Marius Steiger
Sun shines, Money falls
15 April — 27 May 2023
Blue Velvet Projects is pleased to present Sun shines, Money falls, a solo exhibition by the Swiss artist Marius Steiger.
In many ways painting itself is the subject matter of the new paintings of Marius Steiger. It’s illusion of three dimensions and simulation of life harkening back to the earliest parlor tricks of post-Giotto perspective informed art. But, the subject is wider than that too, encompassing the sites we encounter painting, who encounters it and what happens when photography should have made painting moribund and the digital renaissance promises (and fails at) the same. Steiger’s paintings here, shaped and life sized, relate to cloning and rendering. Each is a perfect representation of itself, nothing is off, there are no slight blemishes to create visual interest. In much the same way that when humans took over the earth, its climates began to collapse, the world of Marius Steiger is one where painting will never die, it can do the job of all other cultural genres and has an unquenchable thirst for more.
Although, unlike humans and more like bees or ants, the works suggest an impossibility of individuality within the group. Not just within the paintings of Steiger, but almost as if all painting ever done was part of one cancerous expanding cultural narrative. It’s the viewer’s desire to find meaning within which reflects the total project back on itself. The possibilities of narratives based on the arrangements of quotidian things shows the humor in acting as if painting might have a goal of its own. In effect this is a giant still life made out of a collection of still life paintings. The individuals are somehow as strong as the entire whole. Steiger’s works have clear conservative borders, all a standard thickness of paint on canvas, but his playing of them into the world dismantles and expands painting’s meta representations.
The art and the decorative and the stagecraft enter together as one. His deployment of the gallery space as different types of interiors, like the country house living room, speaks again to the humor of art, and painting in particular, taking up all the visual decorative space in a room.
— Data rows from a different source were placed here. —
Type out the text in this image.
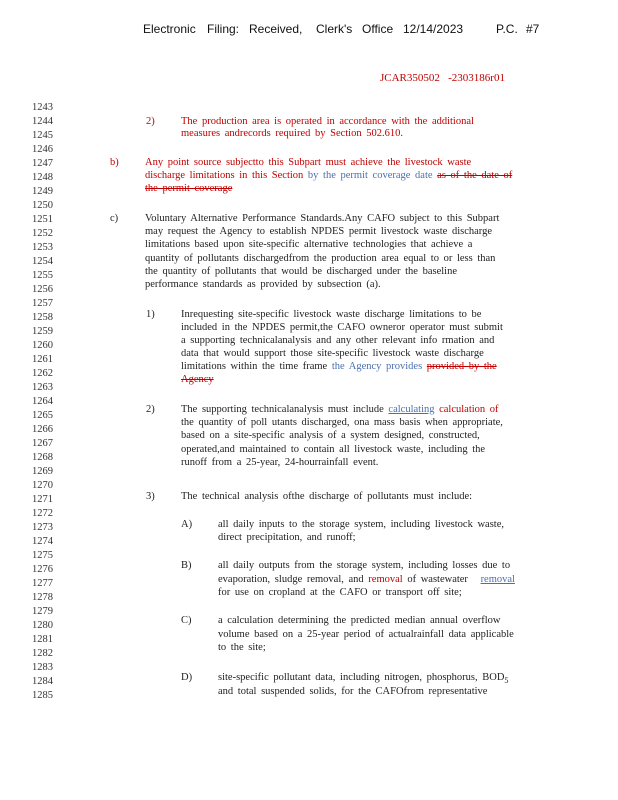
Electronic Filing: Received, Clerk's Office 12/14/2023	P.C. #7
JCAR350502   -2303186r01
1243
1244
1245
1246
1247
1248
1249
1250
1251
1252
1253
1254
1255
1256
1257
1258
1259
1260
1261
1262
1263
1264
1265
1266
1267
1268
1269
1270
1271
1272
1273
1274
1275
1276
1277
1278
1279
1280
1281
1282
1283
1284
1285
2)	The production area is operated in accordance with the additional
measures andrecords required by Section 502.610.
b)	Any point source subjectto this Subpart must achieve the livestock waste
discharge limitations in this Section by the permit coverage date as of the date of
the permit coverage
c)	Voluntary Alternative Performance Standards.Any CAFO subject to this Subpart
may request the Agency to establish NPDES permit livestock waste discharge
limitations based upon site-specific alternative technologies that achieve a
quantity of pollutants dischargedfrom the production area equal to or less than
the quantity of pollutants that would be discharged under the baseline
performance standards as provided by subsection (a).
1)	Inrequesting site-specific livestock waste discharge limitations to be
included in the NPDES permit,the CAFO owneror operator must submit
a supporting technicalanalysis and any other relevant info rmation and
data that would support those site-specific livestock waste discharge
limitations within the time frame the Agency provides provided by the
Agency
2)	The supporting technicalanalysis must include calculating calculation of
the quantity of poll utants discharged, ona mass basis when appropriate,
based on a site-specific analysis of a system designed, constructed,
operated,and maintained to contain all livestock waste, including the
runoff from a 25-year, 24-hourrainfall event.
3)	The technical analysis ofthe discharge of pollutants must include:
A) all daily inputs to the storage system, including livestock waste,
direct precipitation, and runoff;
B)	all daily outputs from the storage system, including losses due to
evaporation, sludge removal, and removal of wastewater removal
for use on cropland at the CAFO or transport off site;
C)	a calculation determining the predicted median annual overflow
volume based on a 25-year period of actualrainfall data applicable
to the site;
D) site-specific pollutant data, including nitrogen, phosphorus, $BOD_5$
and total suspended solids, for the CAFOfrom representative
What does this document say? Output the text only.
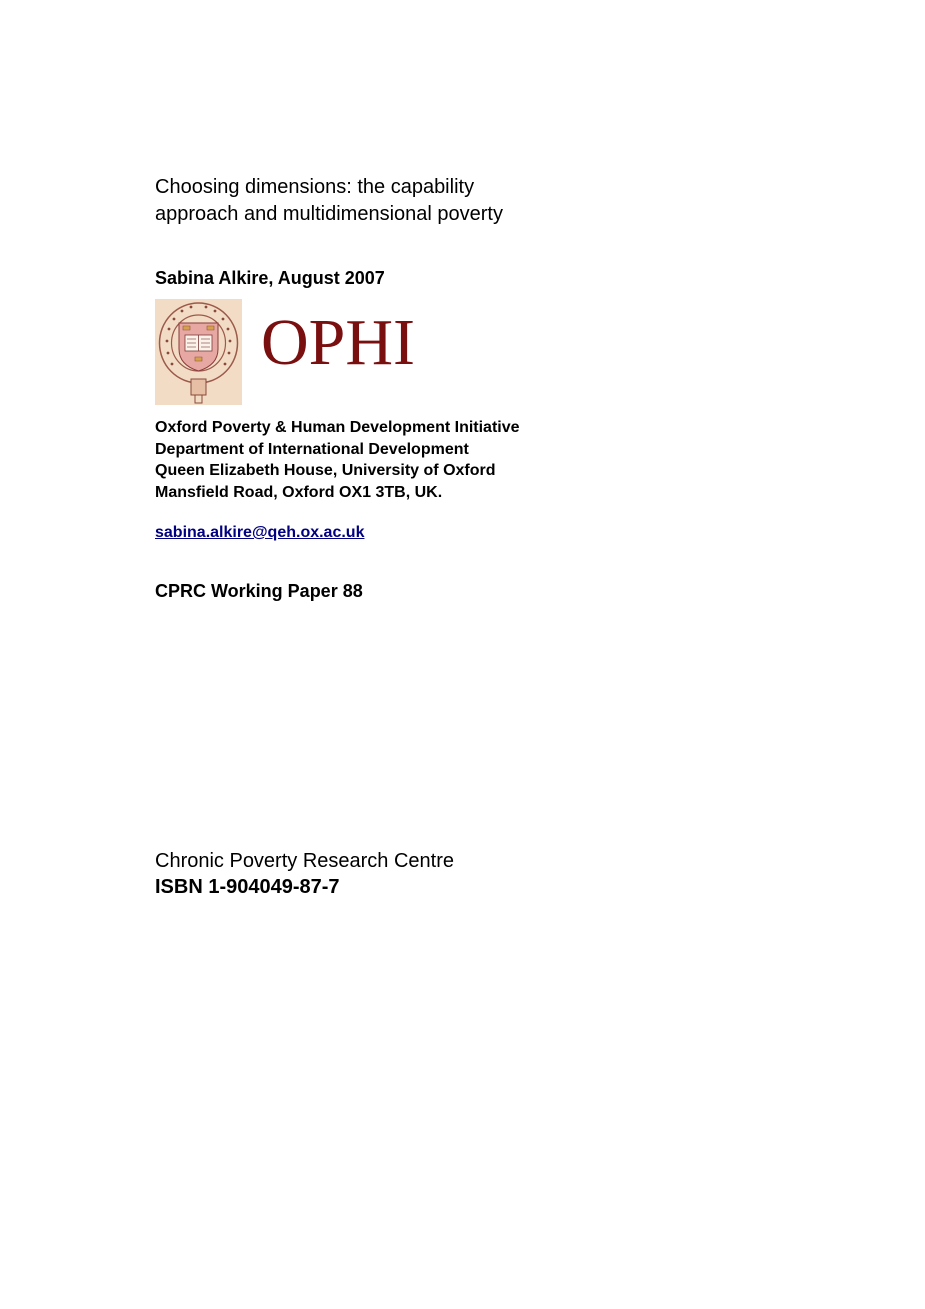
Choosing dimensions: the capability
approach and multidimensional poverty

Sabina Alkire, August 2007

OPHI
Oxford Poverty & Human Development Initiative
Department of International Development
Queen Elizabeth House, University of Oxford
Mansfield Road, Oxford OX1 3TB, UK.
sabina.alkire@qeh.ox.ac.uk
CPRC Working Paper 88
Chronic Poverty Research Centre
ISBN 1-904049-87-7
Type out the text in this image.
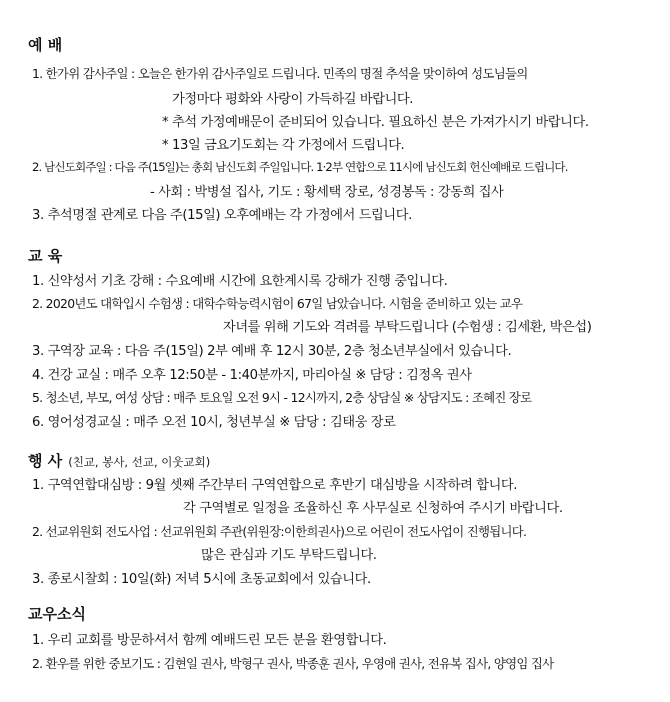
예 배
1. 한가위 감사주일 : 오늘은 한가위 감사주일로 드립니다. 민족의 명절 추석을 맞이하여 성도님들의
가정마다 평화와 사랑이 가득하길 바랍니다.
* 추석 가정예배문이 준비되어 있습니다. 필요하신 분은 가져가시기 바랍니다.
* 13일 금요기도회는 각 가정에서 드립니다.
2. 남신도회주일 : 다음 주(15일)는 총회 남신도회 주일입니다. 1·2부 연합으로 11시에 남신도회 헌신예배로 드립니다.
- 사회 : 박병설 집사, 기도 : 황세택 장로, 성경봉독 : 강동희 집사
3. 추석명절 관계로 다음 주(15일) 오후예배는 각 가정에서 드립니다.
교 육
1. 신약성서 기초 강해 : 수요예배 시간에 요한계시록 강해가 진행 중입니다.
2. 2020년도 대학입시 수험생 : 대학수학능력시험이 67일 남았습니다. 시험을 준비하고 있는 교우
자녀를 위해 기도와 격려를 부탁드립니다 (수험생 : 김세환, 박은섭)
3. 구역장 교육 : 다음 주(15일) 2부 예배 후 12시 30분, 2층 청소년부실에서 있습니다.
4. 건강 교실 : 매주 오후 12:50분 - 1:40분까지, 마리아실 ※ 담당 : 김정옥 권사
5. 청소년, 부모, 여성 상담 : 매주 토요일 오전 9시 - 12시까지, 2층 상담실 ※ 상담지도 : 조혜진 장로
6. 영어성경교실 : 매주 오전 10시, 청년부실 ※ 담당 : 김태웅 장로
행 사 (친교, 봉사, 선교, 이웃교회)
1. 구역연합대심방 : 9월 셋째 주간부터 구역연합으로 후반기 대심방을 시작하려 합니다.
각 구역별로 일정을 조율하신 후 사무실로 신청하여 주시기 바랍니다.
2. 선교위원회 전도사업 : 선교위원회 주관(위원장:이한희권사)으로 어린이 전도사업이 진행됩니다.
많은 관심과 기도 부탁드립니다.
3. 종로시찰회 : 10일(화) 저녁 5시에 초동교회에서 있습니다.
교우소식
1. 우리 교회를 방문하셔서 함께 예배드린 모든 분을 환영합니다.
2. 환우를 위한 중보기도 : 김현일 권사, 박형구 권사, 박종훈 권사, 우영애 권사, 전유복 집사, 양영임 집사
It’s the height of the middle class desire for highly intelligent conspicuous consumption. In its push to spread its rendered artifice Steiger and his work edit out all other cultural forms.
The uncanniness throughout is probably best expressed by the painted mirrors. We sort of know these from the mid-century masterworks of Lichtenstein, but those were paintings of mirrors, as paintings. Steiger’s operate in a gray zone between depicting and being, and while we know they will never reflect the world around them in many ways they already are. The dead artifice that’s depicted here shows a medium taking up all the air and leaving nothing but itself in the process. In its push to be everything and more than it thinks it can be, the true humor is in the interest and magic of representation that manages to blossom anyways.